Art. 16. Bij de uitoefening van zijn functie neemt de tolk, vertaler of vertaler-tolk geen voordelen, giften of gelden aan van derden, uitgezonderd de hem verschuldigde kosten en ereloon.

HOOFDSTUK 6. - Betrouwbaarheid

Art. 17. De tolk, vertaler of vertaler-tolk respecteert de voorziene werktijden en termijnen. Indien hij dit niet kan, informeert hij onmiddellijk de opdrachtgever opdat tijdig de nodige maatregelen kunnen getroffen worden.

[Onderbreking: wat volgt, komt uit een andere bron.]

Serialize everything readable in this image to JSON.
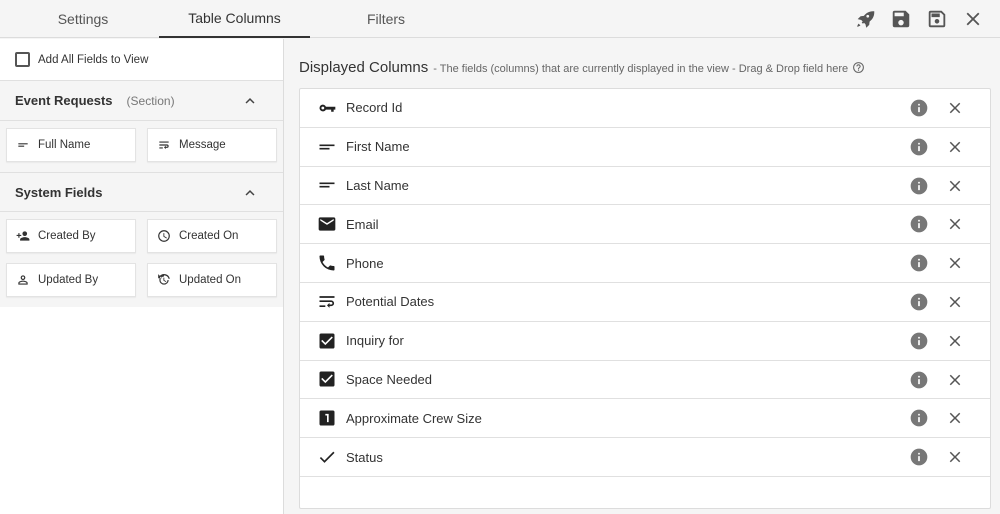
{
  "tabs": [
    {
      "label": "Settings",
      "active": false
    },
    {
      "label": "Table Columns",
      "active": true
    },
    {
      "label": "Filters",
      "active": false
    }
  ],
  "actions": [
    "rocket-icon",
    "save-icon",
    "save-as-icon",
    "close-icon"
  ],
  "left": {
    "add_all_label": "Add All Fields to View",
    "sections": [
      {
        "title": "Event Requests",
        "subtitle": "(Section)",
        "fields": [
          {
            "label": "Full Name",
            "icon": "short-text-icon"
          },
          {
            "label": "Message",
            "icon": "long-text-icon"
          }
        ]
      },
      {
        "title": "System Fields",
        "subtitle": "",
        "fields": [
          {
            "label": "Created By",
            "icon": "person-add-icon"
          },
          {
            "label": "Created On",
            "icon": "clock-icon"
          },
          {
            "label": "Updated By",
            "icon": "person-icon"
          },
          {
            "label": "Updated On",
            "icon": "refresh-clock-icon"
          }
        ]
      }
    ]
  },
  "right": {
    "title": "Displayed Columns",
    "description": "- The fields (columns) that are currently displayed in the view - Drag & Drop field here",
    "columns": [
      {
        "label": "Record Id",
        "icon": "key-icon"
      },
      {
        "label": "First Name",
        "icon": "short-text-icon"
      },
      {
        "label": "Last Name",
        "icon": "short-text-icon"
      },
      {
        "label": "Email",
        "icon": "email-icon"
      },
      {
        "label": "Phone",
        "icon": "phone-icon"
      },
      {
        "label": "Potential Dates",
        "icon": "long-text-icon"
      },
      {
        "label": "Inquiry for",
        "icon": "checkbox-icon"
      },
      {
        "label": "Space Needed",
        "icon": "checkbox-icon"
      },
      {
        "label": "Approximate Crew Size",
        "icon": "number-icon"
      },
      {
        "label": "Status",
        "icon": "check-icon"
      }
    ]
  }
}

Art. 18. De vertaler, tolk of vertaler-tolk licht de opdrachtgever in over elke twijfel die voortvloeit uit een eventueel lexicaal gebrek in de brontaal of de doeltaal.

HOOFDSTUK 7. - Nauwkeurigheid

Art. 19. § 1. De vertaler, tolk, vertaler-tolk geeft met de grootste getrouwheid, de grootste precisie en volstrekt neutraal weer wat hij tolkt of vertaalt.
§ 2. Hij brengt de boodschap volledig over, ook de vulgaire of onvriendelijke opmerkingen, de beledigingen en niet-verbale elementen, zoals de toon en gevoelens van de spreker, om ze gemakkelijker te laten begrijpen.
§ 3. De vertaler, tolk of vertaler-tolk verbloemt niets, laat niets weg en wijzigt niets aan het vertaalde of getolkte werk.
§ 4. De vertaler, tolk of vertaler-tolk vertaalt of tolkt getrouw de vergissingen of flagrante onwaarheden die hij kan opmerken.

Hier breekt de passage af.